Validate a polynomial chaosΒΆ
In this example, we show how to perform the draw validation of a polynomial chaos for the Ishigami function.
[1]:
import openturns as ot
from math import pi
Create the Ishigami test function.
[2]:
ot.RandomGenerator.SetSeed(0)
formula = ['sin(X1) + 7. * sin(X2)^2 + 0.1 * X3^4 * sin(X1)']
input_names = ['X1', 'X2', 'X3']
g = ot.SymbolicFunction(input_names, formula)
Create the probabilistic model
[3]:
distributionList = [ot.Uniform(-pi, pi)] * 3
distribution = ot.ComposedDistribution(distributionList)
Create a training sample
[4]:
N = 100
inputTrain = distribution.getSample(N)
outputTrain = g(inputTrain)
Create the chaos.
We could use only the input and output training samples: in this case, the distribution of the input sample is computed by selecting the best distribution that fits the data.
[5]:
chaosalgo = ot.FunctionalChaosAlgorithm(inputTrain, outputTrain)

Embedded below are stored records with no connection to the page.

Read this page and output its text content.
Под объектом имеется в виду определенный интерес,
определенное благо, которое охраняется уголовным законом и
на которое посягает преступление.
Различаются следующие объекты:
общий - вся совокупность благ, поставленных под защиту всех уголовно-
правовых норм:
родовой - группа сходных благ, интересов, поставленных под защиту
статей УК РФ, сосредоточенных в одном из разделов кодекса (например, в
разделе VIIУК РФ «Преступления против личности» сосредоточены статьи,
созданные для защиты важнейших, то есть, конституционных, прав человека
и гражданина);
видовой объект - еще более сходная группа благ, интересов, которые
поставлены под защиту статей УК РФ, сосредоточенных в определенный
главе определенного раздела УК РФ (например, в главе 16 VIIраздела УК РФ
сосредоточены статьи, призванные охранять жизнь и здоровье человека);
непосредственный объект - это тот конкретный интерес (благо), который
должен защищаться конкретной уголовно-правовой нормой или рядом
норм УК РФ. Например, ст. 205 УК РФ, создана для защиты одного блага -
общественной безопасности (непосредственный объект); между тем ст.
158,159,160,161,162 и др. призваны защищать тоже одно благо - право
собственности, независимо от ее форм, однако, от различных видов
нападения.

Since the input distribution is known in our particular case, we instead create the multivariate basis from the distribution.
[6]:
multivariateBasis = ot.OrthogonalProductPolynomialFactory(distributionList)
totalDegree = 8
enumfunc = multivariateBasis.getEnumerateFunction()

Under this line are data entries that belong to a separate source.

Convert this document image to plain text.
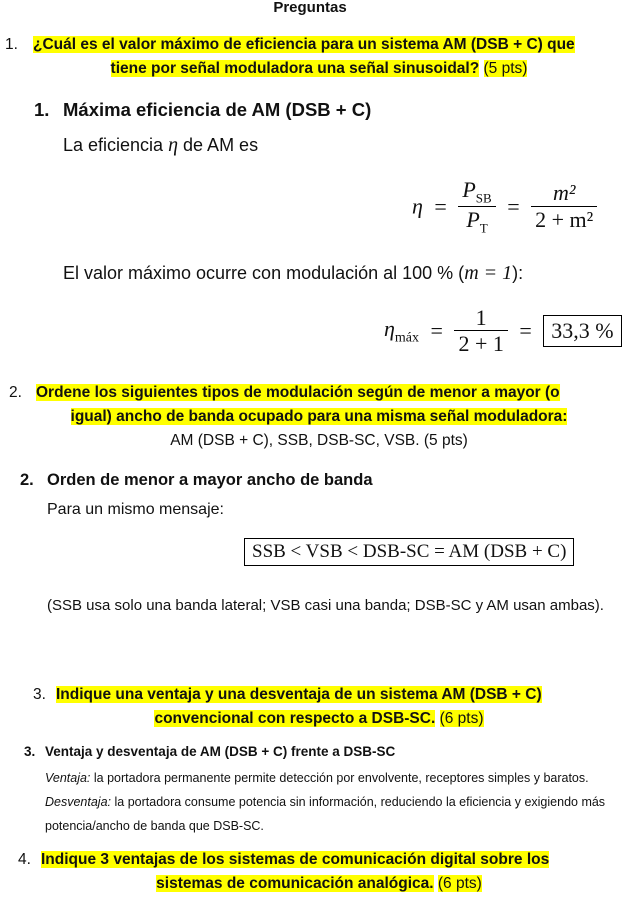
Preguntas
1. ¿Cuál es el valor máximo de eficiencia para un sistema AM (DSB + C) que
tiene por señal moduladora una señal sinusoidal? (5 pts)
1. Máxima eficiencia de AM (DSB + C)
La eficiencia η de AM es
$\eta = \frac{P_{SB}}{P_T} = \frac{\text{m²}}{\text{2 + m²}}$
El valor máximo ocurre con modulación al 100 % (m = 1):
$\eta_{máx} = \frac{1}{2 + 1} = 33,3$ %
2. Ordene los siguientes tipos de modulación según de menor a mayor (o
igual) ancho de banda ocupado para una misma señal moduladora:
AM (DSB + C), SSB, DSB-SC, VSB. (5 pts)
2. Orden de menor a mayor ancho de banda
Para un mismo mensaje:
SSB < VSB < DSB-SC = AM (DSB + C)
(SSB usa solo una banda lateral; VSB casi una banda; DSB-SC y AM usan ambas).
3. Indique una ventaja y una desventaja de un sistema AM (DSB + C)
convencional con respecto a DSB-SC. (6 pts)
3. Ventaja y desventaja de AM (DSB + C) frente a DSB-SC
Ventaja: la portadora permanente permite detección por envolvente, receptores simples y baratos.
Desventaja: la portadora consume potencia sin información, reduciendo la eficiencia y exigiendo más
potencia/ancho de banda que DSB-SC.
4. Indique 3 ventajas de los sistemas de comunicación digital sobre los
sistemas de comunicación analógica. (6 pts)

P = enumfunc.getStrataCumulatedCardinal(totalDegree)
adaptiveStrategy = ot.FixedStrategy(multivariateBasis, P)
[7]:
selectionAlgorithm = ot.LeastSquaresMetaModelSelectionFactory()
projectionStrategy = ot.LeastSquaresStrategy(inputTrain, outputTrain, selectionAlgorithm)
[8]:
chaosalgo = ot.FunctionalChaosAlgorithm(inputTrain, outputTrain, distribution, adaptiveStrategy, projectionStrategy)
[9]:
chaosalgo.run()
result = chaosalgo.getResult()
metamodel = result.getMetaModel()
In order to validate the metamodel, we generate a test sample.
[10]:
n_valid = 1000
inputTest = distribution.getSample(n_valid)
outputTest = g(inputTest)
val = ot.MetaModelValidation(inputTest, outputTest, metamodel)
Q2 = val.computePredictivityFactor()
Q2
[10]:
0.9992361845215688
The Q2 is very close to 1: the metamodel is excellent.
[11]:
graph = val.drawValidation()
graph.setLegends([""])
graph.setTitle("Q2=%.2f%%" % (Q2*100))
graph
[11]:
The metamodel has a good predictivity, since the points are almost on the first diagonal.